How far "Eastern"? I'm not sure I'd put one in my router and spin it. I have visions of carbide pieces flying all over the shop the first time a piece of white oak hit the blade.


----------



## joek30296 (Dec 10, 2009)

That's sorta what I was thinking. I guess the old saying, "if it sounds too good to be true, it usually is" probably applies here too.
Thanks for taking the time to reply.

joe


----------



## Sooner (Nov 3, 2009)

There is a link to an ebay store on here someplace, the name escapes me right now (Super Carbide Tools maybe?) but serveral folks recommended them and I ended up purchasing a set. Roughly 40 pieces for abot $60 and they are carbide bits. While they may not be perfect, they have held up so far and I have had no problems with them. I do have some higher end bits for precision work but round over, cove, chamfer, and the oggee bits that I use the most seem to work great. The only thing it does NOT come with is a rabbeting bit, and spiral up or down cut straight bits, which I find I use a great deal in the table and furniture building I do. 

You can get by with using a 3/4" straight flute bit but for putting a rabbet in the the edge of a board for right angle joinery, I find that the 3/4" bit is harder to get just right than the rabbetting bit is.

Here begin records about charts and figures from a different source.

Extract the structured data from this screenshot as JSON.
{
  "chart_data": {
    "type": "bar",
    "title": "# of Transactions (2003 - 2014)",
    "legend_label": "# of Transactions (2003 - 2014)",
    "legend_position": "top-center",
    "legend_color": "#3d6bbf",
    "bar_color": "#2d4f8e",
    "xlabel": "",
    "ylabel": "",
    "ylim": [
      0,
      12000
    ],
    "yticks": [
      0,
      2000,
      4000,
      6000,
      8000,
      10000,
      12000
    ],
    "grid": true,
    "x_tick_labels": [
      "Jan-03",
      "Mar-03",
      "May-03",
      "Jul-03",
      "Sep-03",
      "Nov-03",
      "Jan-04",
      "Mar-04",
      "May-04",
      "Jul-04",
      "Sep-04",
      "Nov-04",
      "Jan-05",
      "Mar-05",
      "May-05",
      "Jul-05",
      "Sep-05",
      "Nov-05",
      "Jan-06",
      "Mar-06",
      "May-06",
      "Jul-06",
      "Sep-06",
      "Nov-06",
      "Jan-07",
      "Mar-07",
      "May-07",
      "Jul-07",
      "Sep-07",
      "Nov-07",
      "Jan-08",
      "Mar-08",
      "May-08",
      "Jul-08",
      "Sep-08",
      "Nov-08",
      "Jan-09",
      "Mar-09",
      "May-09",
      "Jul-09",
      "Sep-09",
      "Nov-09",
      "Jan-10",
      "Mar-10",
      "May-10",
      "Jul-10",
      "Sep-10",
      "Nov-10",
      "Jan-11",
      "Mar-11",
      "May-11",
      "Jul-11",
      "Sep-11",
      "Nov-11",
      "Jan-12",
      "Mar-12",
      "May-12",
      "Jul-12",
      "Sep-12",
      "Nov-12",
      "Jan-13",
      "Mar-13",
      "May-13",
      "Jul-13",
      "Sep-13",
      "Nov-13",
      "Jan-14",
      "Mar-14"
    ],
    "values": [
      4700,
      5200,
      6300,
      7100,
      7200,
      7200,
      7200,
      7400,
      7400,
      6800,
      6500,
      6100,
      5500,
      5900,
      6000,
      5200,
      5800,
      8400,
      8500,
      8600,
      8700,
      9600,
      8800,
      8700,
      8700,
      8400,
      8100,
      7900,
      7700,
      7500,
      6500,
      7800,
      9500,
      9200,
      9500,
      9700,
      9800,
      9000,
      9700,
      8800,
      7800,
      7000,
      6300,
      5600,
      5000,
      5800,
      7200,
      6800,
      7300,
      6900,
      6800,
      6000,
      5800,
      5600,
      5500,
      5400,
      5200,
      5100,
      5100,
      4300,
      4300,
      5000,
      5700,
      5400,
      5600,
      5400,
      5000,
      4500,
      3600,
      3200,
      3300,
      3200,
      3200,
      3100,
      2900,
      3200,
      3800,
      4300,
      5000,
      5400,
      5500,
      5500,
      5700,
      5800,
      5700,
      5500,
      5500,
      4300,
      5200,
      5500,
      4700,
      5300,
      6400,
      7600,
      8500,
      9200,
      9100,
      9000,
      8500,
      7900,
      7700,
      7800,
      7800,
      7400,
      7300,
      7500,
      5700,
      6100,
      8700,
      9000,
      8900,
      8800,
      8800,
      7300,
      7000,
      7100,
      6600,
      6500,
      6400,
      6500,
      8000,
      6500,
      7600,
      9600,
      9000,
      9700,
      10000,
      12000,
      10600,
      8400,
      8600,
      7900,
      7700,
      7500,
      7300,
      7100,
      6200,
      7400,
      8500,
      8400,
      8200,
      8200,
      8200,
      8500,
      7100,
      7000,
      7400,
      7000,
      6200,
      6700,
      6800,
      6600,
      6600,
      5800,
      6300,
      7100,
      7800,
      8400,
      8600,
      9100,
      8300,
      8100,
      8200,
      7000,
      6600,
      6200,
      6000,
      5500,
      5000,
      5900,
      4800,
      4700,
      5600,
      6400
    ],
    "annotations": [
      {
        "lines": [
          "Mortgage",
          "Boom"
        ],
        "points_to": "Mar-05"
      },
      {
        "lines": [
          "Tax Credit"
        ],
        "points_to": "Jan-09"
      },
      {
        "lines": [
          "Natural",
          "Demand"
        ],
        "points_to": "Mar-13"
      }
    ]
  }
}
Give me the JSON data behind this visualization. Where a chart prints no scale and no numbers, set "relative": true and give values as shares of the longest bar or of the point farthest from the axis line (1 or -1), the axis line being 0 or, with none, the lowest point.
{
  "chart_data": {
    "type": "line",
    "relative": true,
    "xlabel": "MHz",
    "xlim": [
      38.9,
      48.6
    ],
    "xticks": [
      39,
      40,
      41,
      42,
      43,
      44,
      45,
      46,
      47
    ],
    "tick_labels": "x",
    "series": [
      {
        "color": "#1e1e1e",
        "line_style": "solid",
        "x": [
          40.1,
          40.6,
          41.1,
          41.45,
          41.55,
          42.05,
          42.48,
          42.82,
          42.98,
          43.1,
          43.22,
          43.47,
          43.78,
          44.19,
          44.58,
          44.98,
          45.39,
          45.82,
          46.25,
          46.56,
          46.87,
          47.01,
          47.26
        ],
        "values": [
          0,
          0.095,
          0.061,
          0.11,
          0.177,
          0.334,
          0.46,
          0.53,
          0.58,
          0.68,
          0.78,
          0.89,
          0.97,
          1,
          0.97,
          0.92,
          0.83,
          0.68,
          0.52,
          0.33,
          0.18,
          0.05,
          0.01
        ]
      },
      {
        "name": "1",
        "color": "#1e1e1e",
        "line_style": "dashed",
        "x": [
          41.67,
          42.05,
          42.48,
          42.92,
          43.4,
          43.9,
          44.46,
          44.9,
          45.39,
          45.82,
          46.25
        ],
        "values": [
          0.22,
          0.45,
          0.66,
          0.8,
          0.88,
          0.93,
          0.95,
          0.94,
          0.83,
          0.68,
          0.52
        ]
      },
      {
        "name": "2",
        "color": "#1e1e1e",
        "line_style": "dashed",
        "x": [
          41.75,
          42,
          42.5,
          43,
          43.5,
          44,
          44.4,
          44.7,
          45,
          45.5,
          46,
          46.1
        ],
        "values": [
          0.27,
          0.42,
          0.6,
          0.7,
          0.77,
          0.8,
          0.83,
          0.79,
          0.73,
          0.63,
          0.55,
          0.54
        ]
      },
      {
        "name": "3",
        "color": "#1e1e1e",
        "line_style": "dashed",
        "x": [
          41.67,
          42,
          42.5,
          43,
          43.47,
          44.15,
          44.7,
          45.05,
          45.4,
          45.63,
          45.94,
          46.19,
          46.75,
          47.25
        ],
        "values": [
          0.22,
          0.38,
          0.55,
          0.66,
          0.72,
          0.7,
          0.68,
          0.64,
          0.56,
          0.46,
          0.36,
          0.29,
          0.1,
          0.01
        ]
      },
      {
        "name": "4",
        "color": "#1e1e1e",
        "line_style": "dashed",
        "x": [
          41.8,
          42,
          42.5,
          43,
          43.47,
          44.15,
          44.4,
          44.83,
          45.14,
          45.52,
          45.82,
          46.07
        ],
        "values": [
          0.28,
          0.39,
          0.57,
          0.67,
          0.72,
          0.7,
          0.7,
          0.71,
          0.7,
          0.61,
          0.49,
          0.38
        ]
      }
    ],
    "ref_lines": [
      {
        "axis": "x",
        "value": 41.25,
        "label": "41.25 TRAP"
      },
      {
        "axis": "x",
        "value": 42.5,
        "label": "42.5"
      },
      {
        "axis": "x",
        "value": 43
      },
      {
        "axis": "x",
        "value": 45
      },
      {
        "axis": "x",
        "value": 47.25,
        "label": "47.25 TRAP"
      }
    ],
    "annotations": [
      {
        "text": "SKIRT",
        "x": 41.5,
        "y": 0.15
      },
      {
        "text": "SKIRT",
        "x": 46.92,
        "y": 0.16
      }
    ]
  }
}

Found a link to the eBay store.


----------



## jschaben (Jun 21, 2009)

joek30296 said:


> Happy New Year guys!
> 
> I kept following the links from a recent thread on Routerforums and ended up at Heartland America's website. They have a 35 pc, 1/4" shank router bit set mfg. by Eastern Steel for $39. I've never heard of Eastern Steel. Is this a good buy and will these bits hold up to occasional use? I know the price is good, $1.14 per bit but just concerned about the quality.
> 
> ...


Hi Joe, "Eastern Steel", would those be HSS bits? If so, I wouldn't go for it at all, carbide, maybe.....


----------



## joek30296 (Dec 10, 2009)

Here's the link to that website and according to the ad they're solid carbide or carbide tipped.
Heartland America: 35 Piece Router Bit Set

Not sure I going to take the chance though.
Thanks for your thoughts.
joe


----------



## jschaben (Jun 21, 2009)

joek30296 said:


> Here's the link to that website and according to the ad they're solid carbide or carbide tipped.
> Heartland America: 35 Piece Router Bit Set
> 
> Not sure I going to take the chance though.
> ...


Hi Joe... Those look a lot like the bits I have been getting from Super Carbide Tools. I just got that catalog in the other day and hadn't looked at it yet. The catalog also has a $10 off any order coupon and free shipping. For 30 bucks I may just give those a shot after all.

OH yeah, code number to get the catalog discounts online is: *J1R4-7582*


----------



## jschaben (Jun 21, 2009)

jschaben said:


> Hi Joe... Those look a lot like the bits I have been getting from Super Carbide Tools. I just got that catalog in the other day and hadn't looked at it yet. The catalog also has a $10 off any order coupon and free shipping. For 30 bucks I may just give those a shot after all.
> 
> OH yeah, code number to get the catalog discounts online is: *J1R4-7582*


Well, got this set in today... Seem sharp enough but the body of the things seem a bit on the small side relative to my other quarter inch stuff. 
The big surprise is that there isn't an Imperial straight bit in the bunch! :wacko:
The flush cutters are marked as inch base but I will be putting a caliper on those. Wouldn't make much difference as a flush cutter goes but just in case I want to swap a bearing and use it as an undercutter or something, it might. Does have a nice selection of metric straight bits though, 3-20mm. :lol:


----------